When travelling at Christmas I generally end up going to Midnight Mass, or whatever the Christmas Vigil is called wherever I am. A few years ago I was at a Belgian thing in an out of the way chapel in the middle of a cold and frosty night with a very dear friend. I understood nada, but I also understood everything. We sang Silent Night in whatever language that was, read Isaiah and Matthew and Luke and John, the preacher probably preached about poverty and refugees, about incarnation and obedience and servanthood. Love came down at Christmas, and we witnessed it, and resolved to incorporate it.

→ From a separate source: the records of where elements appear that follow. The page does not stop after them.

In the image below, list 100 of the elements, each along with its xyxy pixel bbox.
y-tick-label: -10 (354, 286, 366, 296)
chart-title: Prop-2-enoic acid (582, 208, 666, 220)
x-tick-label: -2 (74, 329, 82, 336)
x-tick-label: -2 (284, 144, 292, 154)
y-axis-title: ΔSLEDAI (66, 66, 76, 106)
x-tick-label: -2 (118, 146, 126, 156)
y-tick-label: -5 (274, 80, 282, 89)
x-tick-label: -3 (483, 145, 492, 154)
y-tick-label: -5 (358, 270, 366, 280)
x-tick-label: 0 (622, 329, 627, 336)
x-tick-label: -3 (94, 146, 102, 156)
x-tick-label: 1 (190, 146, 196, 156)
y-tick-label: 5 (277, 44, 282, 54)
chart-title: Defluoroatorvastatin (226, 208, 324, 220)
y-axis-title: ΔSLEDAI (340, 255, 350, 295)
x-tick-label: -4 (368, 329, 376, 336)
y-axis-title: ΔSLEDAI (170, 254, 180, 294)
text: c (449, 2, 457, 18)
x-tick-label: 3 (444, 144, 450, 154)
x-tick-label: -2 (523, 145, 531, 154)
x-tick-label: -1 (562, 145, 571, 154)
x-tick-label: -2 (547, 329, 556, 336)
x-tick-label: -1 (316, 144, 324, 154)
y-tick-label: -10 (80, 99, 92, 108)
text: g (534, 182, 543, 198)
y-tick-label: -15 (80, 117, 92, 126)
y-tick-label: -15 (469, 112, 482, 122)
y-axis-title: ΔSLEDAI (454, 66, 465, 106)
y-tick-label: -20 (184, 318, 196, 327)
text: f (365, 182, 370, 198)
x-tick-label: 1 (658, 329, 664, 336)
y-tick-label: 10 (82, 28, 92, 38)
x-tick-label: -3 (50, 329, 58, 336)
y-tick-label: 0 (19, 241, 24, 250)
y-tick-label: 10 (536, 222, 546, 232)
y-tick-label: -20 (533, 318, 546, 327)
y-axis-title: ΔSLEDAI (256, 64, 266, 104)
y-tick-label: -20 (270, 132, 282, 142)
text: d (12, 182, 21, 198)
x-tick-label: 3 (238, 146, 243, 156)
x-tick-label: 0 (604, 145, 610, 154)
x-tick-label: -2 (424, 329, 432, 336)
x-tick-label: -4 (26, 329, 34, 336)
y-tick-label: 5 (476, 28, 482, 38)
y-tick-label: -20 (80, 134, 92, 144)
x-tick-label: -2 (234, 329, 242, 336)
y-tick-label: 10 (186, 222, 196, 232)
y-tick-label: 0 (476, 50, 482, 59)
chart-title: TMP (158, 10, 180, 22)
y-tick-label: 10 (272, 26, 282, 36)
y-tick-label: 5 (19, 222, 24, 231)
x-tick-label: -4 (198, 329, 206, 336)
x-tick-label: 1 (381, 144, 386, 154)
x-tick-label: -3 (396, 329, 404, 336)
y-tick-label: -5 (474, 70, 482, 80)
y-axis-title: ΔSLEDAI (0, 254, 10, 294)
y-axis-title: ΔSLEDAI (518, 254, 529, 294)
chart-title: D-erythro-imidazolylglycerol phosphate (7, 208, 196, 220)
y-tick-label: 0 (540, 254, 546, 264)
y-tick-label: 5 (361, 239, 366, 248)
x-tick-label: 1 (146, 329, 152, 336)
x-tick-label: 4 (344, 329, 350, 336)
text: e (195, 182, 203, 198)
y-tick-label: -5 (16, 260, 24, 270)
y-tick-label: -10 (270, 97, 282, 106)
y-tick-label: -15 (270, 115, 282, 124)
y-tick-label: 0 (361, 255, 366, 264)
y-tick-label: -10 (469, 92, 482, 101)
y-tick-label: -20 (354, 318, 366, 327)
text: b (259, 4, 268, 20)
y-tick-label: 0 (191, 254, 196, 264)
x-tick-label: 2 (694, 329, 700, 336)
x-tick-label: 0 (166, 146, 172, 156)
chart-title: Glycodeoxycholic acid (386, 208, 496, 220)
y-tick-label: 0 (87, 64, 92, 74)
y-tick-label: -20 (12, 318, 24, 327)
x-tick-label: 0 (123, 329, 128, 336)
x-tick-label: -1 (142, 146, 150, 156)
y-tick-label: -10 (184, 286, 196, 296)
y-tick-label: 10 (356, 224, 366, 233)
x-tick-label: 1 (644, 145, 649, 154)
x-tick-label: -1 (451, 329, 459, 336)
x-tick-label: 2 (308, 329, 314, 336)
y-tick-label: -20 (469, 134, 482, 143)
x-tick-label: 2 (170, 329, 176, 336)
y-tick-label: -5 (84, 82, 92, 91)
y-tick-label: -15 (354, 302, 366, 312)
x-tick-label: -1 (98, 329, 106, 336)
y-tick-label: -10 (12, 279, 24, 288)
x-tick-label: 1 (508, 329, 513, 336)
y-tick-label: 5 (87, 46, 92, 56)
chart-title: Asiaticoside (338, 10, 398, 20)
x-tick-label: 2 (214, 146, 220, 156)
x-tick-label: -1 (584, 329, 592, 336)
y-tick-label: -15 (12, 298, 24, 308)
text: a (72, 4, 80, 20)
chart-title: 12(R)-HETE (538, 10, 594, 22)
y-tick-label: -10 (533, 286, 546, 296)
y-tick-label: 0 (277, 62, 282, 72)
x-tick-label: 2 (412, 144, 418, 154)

24/12/16 saw me at St Peters Cathedral in Rabat, at 8pm, a slightly more civilized time, and a little warmer than Flanders. I had a better chance of singing Silent Night correctly and also had the chance to belt out “Angels from the realms” and “O holy night” (in French, naturellement).  What joy! As all the Catholic stuff started happening – I excuse myself from it as I assume I’m not allowed to partake, not having done other appropriate Catholic stuff – the choir got going. They had done the carols in a very cathedralic way, with harmonies and solos, only giving a little local flavour by swaying gently from side to side. But now, without the need to have the congregation singing, they were in their element, and suddenly, we were in Africa. The lyrics sheet politely offered the words to these songs, but they were not John Rutter tunes, and I didn’t know how to pronounce “mfumu eh” (one of the shorter lines). I was enraptured. Earthy, passionate, rhythmic, harmonic and obviously praisy and full of joy and happiness. Luckily the church was packed out with several hundred people partaking, so there was truly time for them to shine. They had to pause briefly at some point to allow the priest to finish up and bless the flock, but they clearly couldn’t wait to start on the extroit, which they continued well beyond the passage of the priest and all the little people who hold and carry stuff in Catholic churches, well beyond the seventh verse, well beyond the point when half the congregation came down to the front to selfie themselves with the choir, and to facebook a live feed of them doing improv. There came a point where I had to go, because, being old and weak, I needed those facilities that old weak people need, but these singers were so good that I had already stayed about half an hour beyond what I would normally consider an emergency.

I had gone to the church because it’s what I do on Christmas Eve when travelling, despite being tired and not expecting much. But this was one of the Rabattian Christmas highlights. Morocco was Christian long before the Arabic conquests, and the Spirit remains, shooting up in singing and dancing when invited.